Residents of Stuartburn were allowed to return home on Saturday as well.

"It's moving enormously fast," said Purtill. "It's moving about a mile (1.6 km) every six minutes."

"But we haven't lost a building yet," he said. "We've got a pretty good handle on the situation now as to where the fire's going to go."

About 300 people who had been evacuated from the rural community of Marchand on Friday were allowed to return to their homes Saturday morning after a wind shift took the fire in another direction.

"From our point of view, it's back to normal," said Claude Lussier, the reeve of nearby La Broquerie, about 70 km southeast of Winnipeg. "The winds have gone down and they are all back in their homes."

Lussier said the severity of the fires was due to a combination of a very dry year when "even the river's dried up" and the high winds.

"It was like kindling," he said. "Nothing could stop it."

He also said the flames were not the major concern when deciding on who would be asked to leave.

"For human beings, it's the smoke that gets you, not the fire," the reeve said.

Officials say 75 firefighters from 10 communities and six water bombers had been battling the fires.

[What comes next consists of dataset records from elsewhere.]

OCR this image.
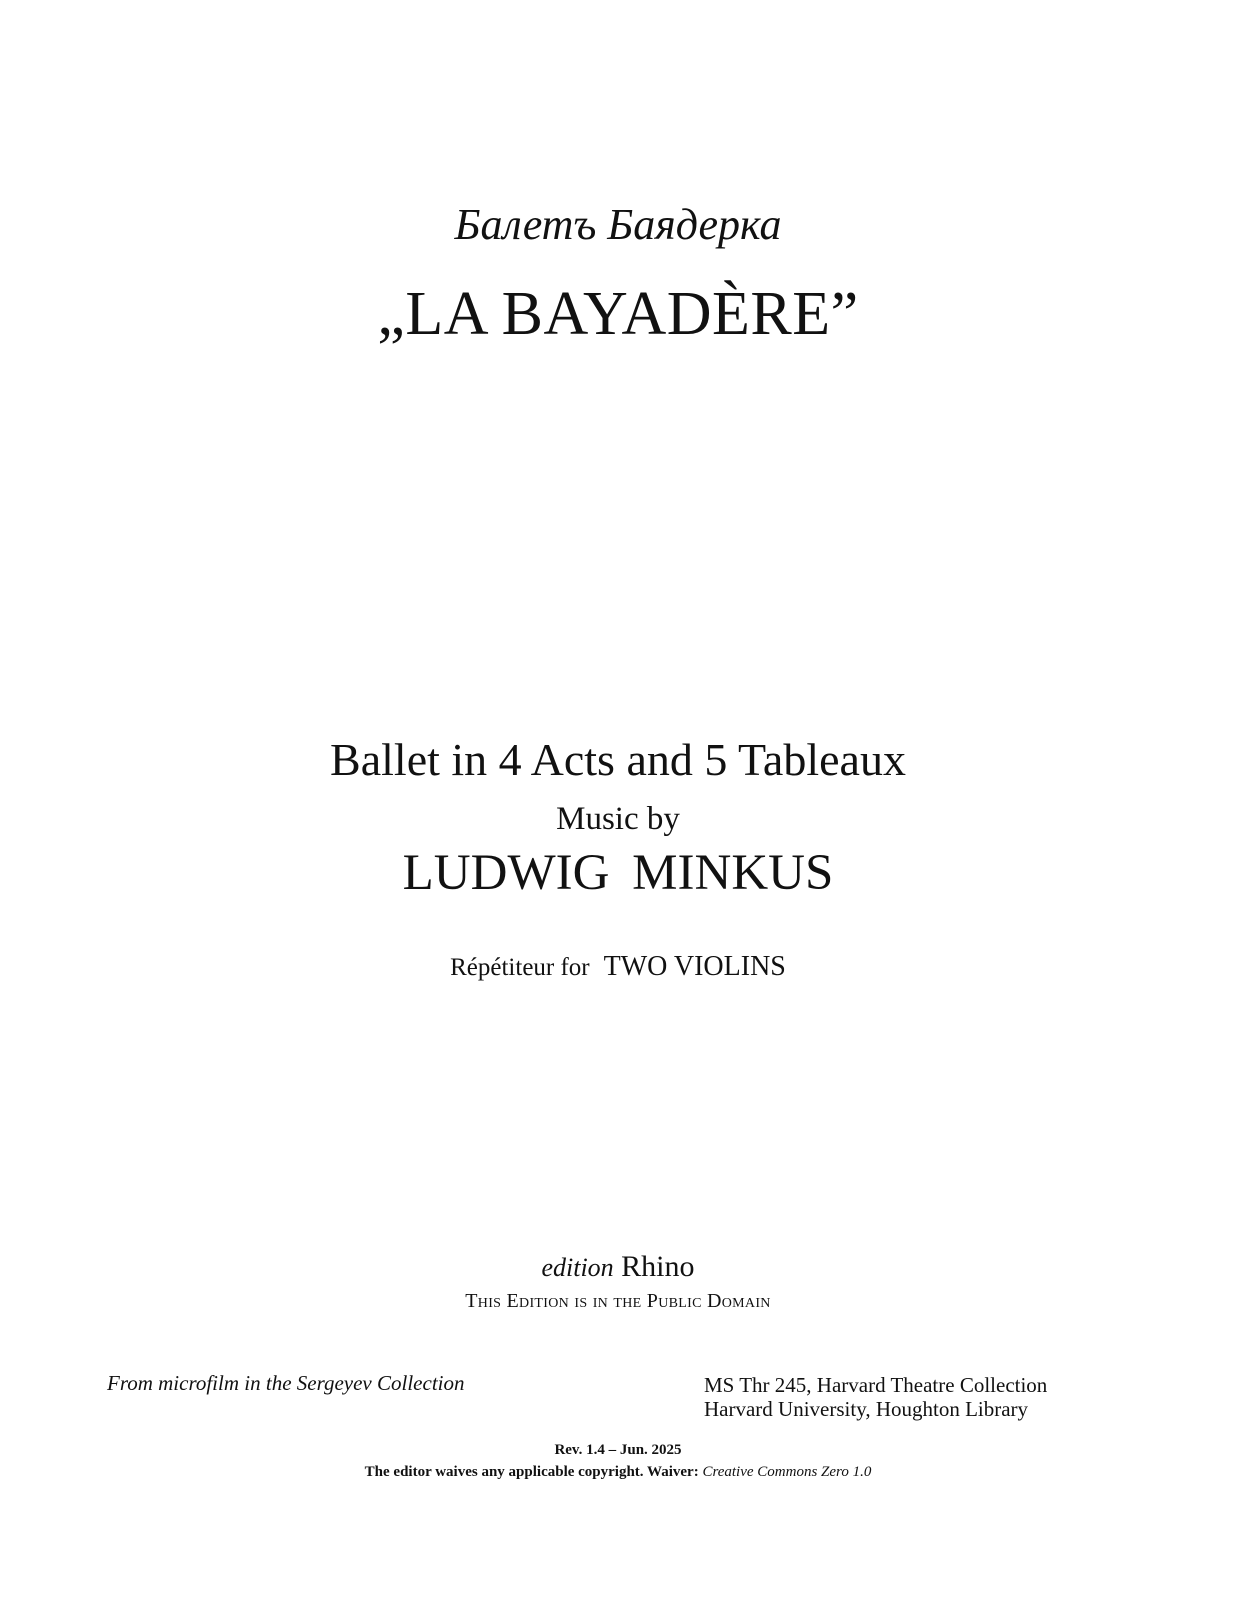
Балетъ Баядерка
„LA BAYADÈRE”
Ballet in 4 Acts and 5 Tableaux
Music by
LUDWIG MINKUS
Répétiteur for TWO VIOLINS
edition Rhino
This Edition is in the Public Domain
From microfilm in the Sergeyev Collection	MS Thr 245, Harvard Theatre Collection
Harvard University, Houghton Library
Rev. 1.4 – Jun. 2025
The editor waives any applicable copyright. Waiver: Creative Commons Zero 1.0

Damaging winds sweep through region

The Environment Canada said that high winds would continue to slow over the weekend, although there is no rain in the forecast until Monday.

In Winnipeg, the gale-force winds knocked over trees and downed power lines, leaving 3,000 people without electricity on Friday night.

Several vehicles were crushed by falling trees and the downtown streets were littered with toppled newspaper boxes and chunks of broken signs.